Sarah told me some of what she had been up to and I tried to show interest, but I was still a bit out of it. I couldn’t drum up much empathy. I didn’t care about anything: not my life, nor hers. This apathy was probably high up on the list of reasons why she didn’t want me getting high, and didn’t want to be with me while I was.

At the end of dinner, I got her to agree to go on another date with me on the condition I stayed clean for the next two weeks, which seemed fair enough. It was the least I could do, really. I had to prove myself somehow and abstaining was the most obvious way.

***

The following evening found me at an AA meeting and I asked Alopecia Matt if he wanted to go to the diner afterwards.

“I could use some advice,” I said. I did this because, being in AA, I was supposed to do such things. Really, I had one foot in one camp and the other foot in another. It was the recovery-relapse Hokey Pokey. Put your whole self in, put your whole self out, put your whole self in, and you shake it all about.

There was a small diner a few blocks from the church basement where the meeting was. There wasn’t much to look at from the outside and on the inside there were just six miniature booths and a small counter with a dozen stools. The ceiling was low too and I always felt a little claustrophobic when I ate there. Matt sat in the corner and I was stuck looking at the wall behind him.

I wasn’t planning on actually listening to the things Matt said, but he began to say some things that made sense to me. It was the same old stuff really, but it was as if I were hearing with new ears.

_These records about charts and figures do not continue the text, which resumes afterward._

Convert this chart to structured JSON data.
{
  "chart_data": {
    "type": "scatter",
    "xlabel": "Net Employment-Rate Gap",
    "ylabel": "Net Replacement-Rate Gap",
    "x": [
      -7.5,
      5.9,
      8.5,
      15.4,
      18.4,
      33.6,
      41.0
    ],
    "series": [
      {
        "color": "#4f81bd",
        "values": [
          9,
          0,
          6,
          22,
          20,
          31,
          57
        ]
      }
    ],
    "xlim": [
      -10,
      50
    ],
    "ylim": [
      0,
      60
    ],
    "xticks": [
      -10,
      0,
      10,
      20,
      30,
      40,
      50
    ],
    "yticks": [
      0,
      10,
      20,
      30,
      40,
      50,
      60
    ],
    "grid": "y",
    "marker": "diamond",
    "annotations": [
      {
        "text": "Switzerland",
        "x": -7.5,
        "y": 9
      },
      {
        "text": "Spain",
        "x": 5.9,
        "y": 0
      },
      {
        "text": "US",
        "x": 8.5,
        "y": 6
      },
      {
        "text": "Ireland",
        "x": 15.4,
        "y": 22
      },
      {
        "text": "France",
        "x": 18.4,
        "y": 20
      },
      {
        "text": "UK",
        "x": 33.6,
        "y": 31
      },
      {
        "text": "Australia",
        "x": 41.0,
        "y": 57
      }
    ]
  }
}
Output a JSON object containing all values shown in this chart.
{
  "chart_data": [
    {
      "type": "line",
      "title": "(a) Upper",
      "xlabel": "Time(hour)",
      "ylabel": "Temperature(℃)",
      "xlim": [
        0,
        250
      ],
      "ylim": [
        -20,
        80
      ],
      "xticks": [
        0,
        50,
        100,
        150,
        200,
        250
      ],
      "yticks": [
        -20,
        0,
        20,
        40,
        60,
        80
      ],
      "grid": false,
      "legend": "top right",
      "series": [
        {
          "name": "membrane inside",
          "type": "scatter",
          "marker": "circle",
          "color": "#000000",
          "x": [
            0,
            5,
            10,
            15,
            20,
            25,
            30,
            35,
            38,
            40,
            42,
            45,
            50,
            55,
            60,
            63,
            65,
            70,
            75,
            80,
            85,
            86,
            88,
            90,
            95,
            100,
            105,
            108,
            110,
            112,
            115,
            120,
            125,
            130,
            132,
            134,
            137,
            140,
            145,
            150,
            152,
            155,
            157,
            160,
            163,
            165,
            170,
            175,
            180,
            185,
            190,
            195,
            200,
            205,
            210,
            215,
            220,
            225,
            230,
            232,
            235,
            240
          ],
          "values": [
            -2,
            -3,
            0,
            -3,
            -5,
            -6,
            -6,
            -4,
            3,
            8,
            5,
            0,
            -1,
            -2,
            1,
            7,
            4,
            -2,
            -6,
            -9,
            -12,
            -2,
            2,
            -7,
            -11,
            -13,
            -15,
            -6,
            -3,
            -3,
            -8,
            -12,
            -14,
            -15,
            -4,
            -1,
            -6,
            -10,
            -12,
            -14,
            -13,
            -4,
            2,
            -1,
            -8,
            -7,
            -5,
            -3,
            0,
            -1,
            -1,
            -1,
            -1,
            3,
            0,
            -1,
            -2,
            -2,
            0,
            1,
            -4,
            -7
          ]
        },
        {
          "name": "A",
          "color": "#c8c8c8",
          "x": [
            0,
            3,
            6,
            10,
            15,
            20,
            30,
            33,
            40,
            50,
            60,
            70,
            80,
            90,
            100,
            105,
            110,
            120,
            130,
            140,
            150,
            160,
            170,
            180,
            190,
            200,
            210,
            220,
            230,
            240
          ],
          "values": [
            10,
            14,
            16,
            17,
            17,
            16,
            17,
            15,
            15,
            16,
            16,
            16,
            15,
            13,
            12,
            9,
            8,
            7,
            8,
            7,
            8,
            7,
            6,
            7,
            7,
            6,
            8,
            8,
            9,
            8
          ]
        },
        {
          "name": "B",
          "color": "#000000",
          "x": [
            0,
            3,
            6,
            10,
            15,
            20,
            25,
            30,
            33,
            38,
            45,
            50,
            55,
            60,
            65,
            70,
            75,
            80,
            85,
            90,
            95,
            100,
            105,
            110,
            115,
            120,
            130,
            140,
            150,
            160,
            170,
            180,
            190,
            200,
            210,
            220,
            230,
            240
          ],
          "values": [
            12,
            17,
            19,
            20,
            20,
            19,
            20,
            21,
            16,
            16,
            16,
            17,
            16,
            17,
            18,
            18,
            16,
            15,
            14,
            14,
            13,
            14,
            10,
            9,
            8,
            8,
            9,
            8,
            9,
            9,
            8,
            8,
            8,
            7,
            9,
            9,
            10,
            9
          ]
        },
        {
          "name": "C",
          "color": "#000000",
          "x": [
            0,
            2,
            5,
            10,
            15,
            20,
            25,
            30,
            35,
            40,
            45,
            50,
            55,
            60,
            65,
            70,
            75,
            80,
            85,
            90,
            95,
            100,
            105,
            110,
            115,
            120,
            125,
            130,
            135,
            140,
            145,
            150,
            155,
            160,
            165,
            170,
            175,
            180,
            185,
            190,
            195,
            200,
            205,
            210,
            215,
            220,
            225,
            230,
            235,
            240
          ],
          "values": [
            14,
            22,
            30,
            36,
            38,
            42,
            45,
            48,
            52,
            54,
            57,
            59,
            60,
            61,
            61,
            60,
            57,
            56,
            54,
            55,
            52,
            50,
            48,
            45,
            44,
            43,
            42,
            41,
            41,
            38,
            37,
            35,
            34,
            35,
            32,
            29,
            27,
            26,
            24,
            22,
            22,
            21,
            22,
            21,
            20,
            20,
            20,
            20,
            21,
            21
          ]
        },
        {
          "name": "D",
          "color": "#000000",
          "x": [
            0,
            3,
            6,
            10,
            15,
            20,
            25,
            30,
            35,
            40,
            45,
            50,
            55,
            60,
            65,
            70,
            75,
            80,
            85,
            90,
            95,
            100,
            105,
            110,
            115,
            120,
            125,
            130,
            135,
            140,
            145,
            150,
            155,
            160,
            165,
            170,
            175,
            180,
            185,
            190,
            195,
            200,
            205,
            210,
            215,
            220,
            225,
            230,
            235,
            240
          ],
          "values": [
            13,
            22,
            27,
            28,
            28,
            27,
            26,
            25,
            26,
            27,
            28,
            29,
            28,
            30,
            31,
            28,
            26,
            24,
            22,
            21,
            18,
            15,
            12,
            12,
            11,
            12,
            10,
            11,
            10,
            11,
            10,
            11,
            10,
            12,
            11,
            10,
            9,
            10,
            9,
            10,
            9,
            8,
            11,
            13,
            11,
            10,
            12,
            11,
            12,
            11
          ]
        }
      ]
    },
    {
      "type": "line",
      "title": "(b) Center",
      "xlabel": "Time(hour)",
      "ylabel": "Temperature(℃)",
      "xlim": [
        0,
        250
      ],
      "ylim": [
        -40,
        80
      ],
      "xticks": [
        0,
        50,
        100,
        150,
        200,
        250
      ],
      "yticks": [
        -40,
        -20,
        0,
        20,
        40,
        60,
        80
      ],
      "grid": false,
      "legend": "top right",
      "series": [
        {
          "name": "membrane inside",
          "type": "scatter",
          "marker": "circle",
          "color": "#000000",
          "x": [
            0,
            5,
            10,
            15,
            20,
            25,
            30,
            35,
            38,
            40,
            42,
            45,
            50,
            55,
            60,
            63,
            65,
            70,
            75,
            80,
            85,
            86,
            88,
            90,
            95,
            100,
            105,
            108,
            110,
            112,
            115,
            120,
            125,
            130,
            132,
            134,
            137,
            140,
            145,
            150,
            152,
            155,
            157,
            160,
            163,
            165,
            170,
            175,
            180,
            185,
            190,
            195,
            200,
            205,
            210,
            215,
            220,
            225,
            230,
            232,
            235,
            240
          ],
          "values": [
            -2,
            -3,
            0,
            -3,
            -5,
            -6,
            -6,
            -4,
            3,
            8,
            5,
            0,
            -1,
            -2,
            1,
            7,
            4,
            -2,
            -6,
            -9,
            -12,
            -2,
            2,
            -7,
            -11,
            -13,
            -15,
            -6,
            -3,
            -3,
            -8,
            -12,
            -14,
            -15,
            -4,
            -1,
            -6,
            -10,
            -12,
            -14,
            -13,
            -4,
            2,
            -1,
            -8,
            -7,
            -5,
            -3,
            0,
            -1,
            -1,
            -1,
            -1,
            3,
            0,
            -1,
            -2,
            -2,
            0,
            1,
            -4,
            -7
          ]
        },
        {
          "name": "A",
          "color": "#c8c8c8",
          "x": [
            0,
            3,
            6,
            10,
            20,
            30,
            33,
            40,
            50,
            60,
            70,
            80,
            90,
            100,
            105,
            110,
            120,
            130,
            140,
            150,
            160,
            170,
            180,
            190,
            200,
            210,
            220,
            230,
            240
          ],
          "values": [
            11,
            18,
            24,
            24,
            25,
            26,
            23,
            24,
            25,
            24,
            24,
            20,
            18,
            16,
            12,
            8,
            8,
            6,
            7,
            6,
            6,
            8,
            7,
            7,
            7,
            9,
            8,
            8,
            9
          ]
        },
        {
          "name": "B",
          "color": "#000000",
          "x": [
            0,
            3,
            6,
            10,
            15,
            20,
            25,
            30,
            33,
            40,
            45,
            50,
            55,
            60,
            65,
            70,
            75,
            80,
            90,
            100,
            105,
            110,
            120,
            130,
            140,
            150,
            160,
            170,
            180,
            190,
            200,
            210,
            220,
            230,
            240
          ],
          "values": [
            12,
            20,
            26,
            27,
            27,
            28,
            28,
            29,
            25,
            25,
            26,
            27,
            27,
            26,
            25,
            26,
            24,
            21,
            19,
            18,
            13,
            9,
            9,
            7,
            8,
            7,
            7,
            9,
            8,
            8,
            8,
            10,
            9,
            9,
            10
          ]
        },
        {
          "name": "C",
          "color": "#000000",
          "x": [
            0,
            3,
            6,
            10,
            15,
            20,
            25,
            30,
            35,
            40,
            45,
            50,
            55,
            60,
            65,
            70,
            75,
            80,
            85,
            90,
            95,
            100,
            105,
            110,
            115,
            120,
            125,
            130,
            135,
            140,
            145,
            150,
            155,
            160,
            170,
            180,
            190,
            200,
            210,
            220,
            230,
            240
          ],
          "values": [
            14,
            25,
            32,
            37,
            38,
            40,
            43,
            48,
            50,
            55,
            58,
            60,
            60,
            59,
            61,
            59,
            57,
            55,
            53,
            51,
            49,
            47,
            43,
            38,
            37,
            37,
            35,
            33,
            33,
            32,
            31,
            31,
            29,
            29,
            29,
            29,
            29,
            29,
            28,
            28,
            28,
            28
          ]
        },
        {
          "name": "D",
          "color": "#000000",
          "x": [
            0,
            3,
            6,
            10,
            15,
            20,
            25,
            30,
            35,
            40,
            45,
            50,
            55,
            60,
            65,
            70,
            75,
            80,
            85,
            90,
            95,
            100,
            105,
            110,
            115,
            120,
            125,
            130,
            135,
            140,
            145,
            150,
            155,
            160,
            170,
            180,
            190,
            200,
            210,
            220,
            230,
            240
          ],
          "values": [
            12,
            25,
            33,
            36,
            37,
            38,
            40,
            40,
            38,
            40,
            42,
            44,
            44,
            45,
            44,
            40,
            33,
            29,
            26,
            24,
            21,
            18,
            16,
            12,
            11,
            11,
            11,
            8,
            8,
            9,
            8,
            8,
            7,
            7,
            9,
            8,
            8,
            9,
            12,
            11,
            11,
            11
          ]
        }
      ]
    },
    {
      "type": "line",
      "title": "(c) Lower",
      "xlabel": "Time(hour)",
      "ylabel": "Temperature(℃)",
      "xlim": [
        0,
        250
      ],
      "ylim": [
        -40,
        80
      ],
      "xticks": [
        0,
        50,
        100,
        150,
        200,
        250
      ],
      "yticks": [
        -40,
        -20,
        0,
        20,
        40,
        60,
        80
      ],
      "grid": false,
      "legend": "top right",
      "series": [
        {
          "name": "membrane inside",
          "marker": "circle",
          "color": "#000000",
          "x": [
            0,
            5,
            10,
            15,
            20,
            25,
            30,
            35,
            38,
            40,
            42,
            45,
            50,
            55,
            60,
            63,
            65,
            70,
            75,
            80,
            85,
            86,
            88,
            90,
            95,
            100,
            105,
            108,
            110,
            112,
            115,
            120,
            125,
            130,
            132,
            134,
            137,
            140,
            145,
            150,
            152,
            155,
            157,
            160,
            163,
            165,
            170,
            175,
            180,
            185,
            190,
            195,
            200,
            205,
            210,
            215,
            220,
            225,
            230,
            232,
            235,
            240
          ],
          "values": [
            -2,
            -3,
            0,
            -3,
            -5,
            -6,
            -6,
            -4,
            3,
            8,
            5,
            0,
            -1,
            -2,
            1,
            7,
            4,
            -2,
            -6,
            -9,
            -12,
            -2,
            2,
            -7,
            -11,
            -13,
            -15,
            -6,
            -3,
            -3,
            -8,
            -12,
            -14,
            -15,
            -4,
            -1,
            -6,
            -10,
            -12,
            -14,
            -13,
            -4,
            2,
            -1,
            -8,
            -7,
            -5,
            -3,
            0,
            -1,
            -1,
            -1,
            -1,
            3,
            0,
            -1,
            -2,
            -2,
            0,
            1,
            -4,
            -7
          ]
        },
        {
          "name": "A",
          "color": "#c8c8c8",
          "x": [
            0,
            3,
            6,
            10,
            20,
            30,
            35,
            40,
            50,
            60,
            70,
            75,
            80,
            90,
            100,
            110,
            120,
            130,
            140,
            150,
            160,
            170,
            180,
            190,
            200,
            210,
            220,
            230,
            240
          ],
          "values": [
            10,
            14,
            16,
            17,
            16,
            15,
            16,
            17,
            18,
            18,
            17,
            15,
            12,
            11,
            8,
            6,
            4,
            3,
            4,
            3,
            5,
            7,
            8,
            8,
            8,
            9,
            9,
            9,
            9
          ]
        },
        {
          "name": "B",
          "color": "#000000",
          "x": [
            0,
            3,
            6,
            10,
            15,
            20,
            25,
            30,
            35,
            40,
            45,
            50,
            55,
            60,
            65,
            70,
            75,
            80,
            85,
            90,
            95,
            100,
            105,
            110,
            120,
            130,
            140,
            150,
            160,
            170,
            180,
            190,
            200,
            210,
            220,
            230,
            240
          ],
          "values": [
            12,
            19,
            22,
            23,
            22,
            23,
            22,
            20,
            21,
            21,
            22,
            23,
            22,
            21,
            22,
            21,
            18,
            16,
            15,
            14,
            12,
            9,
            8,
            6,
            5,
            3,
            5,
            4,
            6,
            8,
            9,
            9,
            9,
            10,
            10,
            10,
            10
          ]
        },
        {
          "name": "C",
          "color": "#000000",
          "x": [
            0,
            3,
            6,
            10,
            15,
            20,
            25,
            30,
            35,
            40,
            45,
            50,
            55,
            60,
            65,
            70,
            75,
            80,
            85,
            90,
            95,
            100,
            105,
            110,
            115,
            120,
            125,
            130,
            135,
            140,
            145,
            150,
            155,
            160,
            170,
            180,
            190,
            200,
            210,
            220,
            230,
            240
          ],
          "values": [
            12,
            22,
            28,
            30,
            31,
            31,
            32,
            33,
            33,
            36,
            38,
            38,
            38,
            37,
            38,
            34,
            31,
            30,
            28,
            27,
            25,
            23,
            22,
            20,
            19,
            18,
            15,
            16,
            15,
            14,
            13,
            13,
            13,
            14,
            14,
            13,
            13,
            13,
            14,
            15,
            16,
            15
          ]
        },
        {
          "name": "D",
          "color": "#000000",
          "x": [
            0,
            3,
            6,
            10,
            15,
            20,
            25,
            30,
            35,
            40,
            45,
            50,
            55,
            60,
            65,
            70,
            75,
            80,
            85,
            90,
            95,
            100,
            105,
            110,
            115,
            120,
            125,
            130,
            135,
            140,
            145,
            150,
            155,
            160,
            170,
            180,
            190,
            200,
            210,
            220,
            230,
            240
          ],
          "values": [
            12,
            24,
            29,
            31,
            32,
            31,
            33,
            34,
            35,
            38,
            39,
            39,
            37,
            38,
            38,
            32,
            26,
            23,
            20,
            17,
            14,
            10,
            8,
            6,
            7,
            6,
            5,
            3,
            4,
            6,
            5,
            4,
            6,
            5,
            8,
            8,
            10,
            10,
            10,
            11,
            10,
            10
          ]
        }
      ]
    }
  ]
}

“If you don’t have that first drink, you won’t get drunk.”

He took a bite of his chocolate chip pancakes and let me chew on that for a while. That was one of the stupider things AAs say. Had I been perfectly sober, I might have rolled my eyes. I was in an earnest mood, though. Trying to get on the same page with him, I repeated one of the slogans myself.

“They say you shouldn’t leave before the miracle happens.”

“No, man,” he said. “That’s not it. You are the miracle.”

That hit me. I was just the right amount of desperate to be affected. I was a miracle. That was certainly the highlight of the meal. It was the highlight of my year, really. Everything else Matt had said, whether I agreed with it or not, was forgotten. He told me I was a miracle and that was all I could think about. I would go on thinking about it for several months.

After we settled the bill, we said goodbye. “Remember,” he said, “it’s not the snake bite that kills you, it’s the venom.” I wasn’t sure exactly what he meant by that one. I doubted he knew either. It just sounded cool, so people kept on saying it.

***

After I got back to my empty apartment, I made up a quick pros and cons list on the back of the cable bill. One pro for heroin was that it made Hostess cherry pies taste so damn good. A pro for Sarah was about sex stuff, but that was always over too fast. A bag of dope lasted much longer. I continued adding to the list, but it seemed to be stacked against Miss Hepburn.

It was decided. Eventually, I’d go back to the meetings, and I’d make those slogans work for me, but not yet. We’ll just see what happens, I told myself. Anyone could probably see into my future on that one. Then again, there was the memory of Sarah to keep me hanging on. She really did have lovely eyes. But in the meantime, bring on those amazing Hostess cherry pies.